I’m jumping ahead here, I actually baked them on Sunday afternoon and spent wee one #3’s nap on Monday decorating them. I prepared them exactly as Mandy instructed. Sugar cookies are pretty basic, but it’s the most basic recipes that are the easiest to mess up. In this case, whatever you do, DO NOT overmix! As soon as you’re combined, stop.

 

This recipe was a total winner and was explained so well, I can’t wait to make more. And more and more and more. Amazing. Kneading the dough into three balls and then rolling between parchment paper to reduce both chilling time, and the necessity to re-roll was genius. I have made a zillion sugar cookies, and these are by far the best.
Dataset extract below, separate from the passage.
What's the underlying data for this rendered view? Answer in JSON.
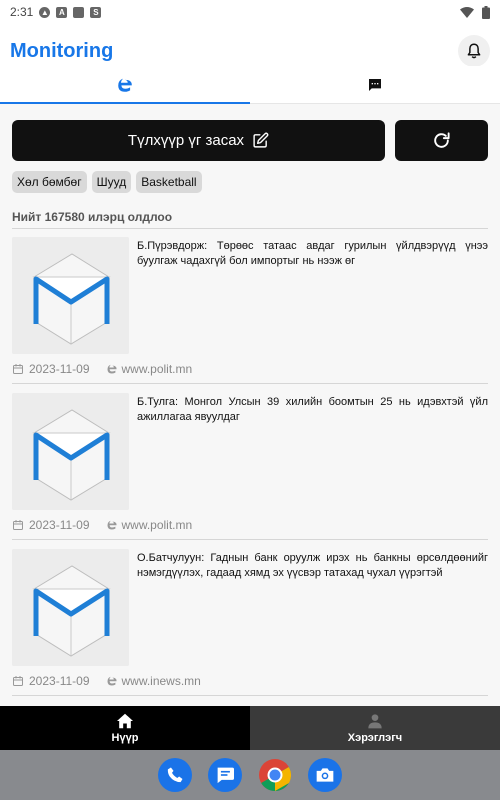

Also, this is just the second time I’ve used my Granny’s rolling pin. It’s so weird and sometimes feels so wrong that I reference her so much more since she’s passed than I did when she was alive. It makes me feel both like a terrible granddaughter, and somehow really connected to her. Ever since we traded city for country I’ve been thinking of her a lot – she was certainty an old fashioned country girl making the city work for her. Anyhoo, her rolling pin is very, very heavy – it’s marble with wooden handles and I love, love, love it. In this case specifically, where I’m rolling out soft dough on parchment paper, it makes the job come together in a snap.

 

I really think the rolling, chilling, cutting, chilling, baking procedure makes the cookies hold their shape so well and make them so easy to handle. Which doesn’t matter much if you’re just going to eat them plain. However, if you’re, oh I don’t know, about to attack them with a kilo of royal icing, it would be so nice if they were sturdy cookies that didn’t fall apart when handling!

Ahem. Excuse my baggies, I need new piping bags desperately. My birthday is less than a month away and pretty much everyone knows I’d love a refresh of my baking gear. 😉

Decorating these cookies was so much fun! Wee one #1 was at school, wee one #2 was home from school with a cold (as much as she wanted to go the poor thing) so she was in the other room playing Mario Kart and wee one #3 was blissfully napping. A quiet, (mostly) uninterrupted stretch of time?? Really? I took it! LOL

 

I had intended to also pipe out our initials (we planned when we named everyone to not repeat any initials!) but I got so wrapped up in the magic of dragging a toothpick through the icing, I had attacked all three dozen! Next time I make these, that’s the plan, but in brighter colours I think.

These cookies are destined to be in our neighbour’s tummies tomorrow afternoon. As I mentioned earlier, I have been here for 3 weeks and have only met two neighbours, so I will rectify that situation after wee one #1 gets home from school. Hmm. Maybe we should give some to the school bus driver as well!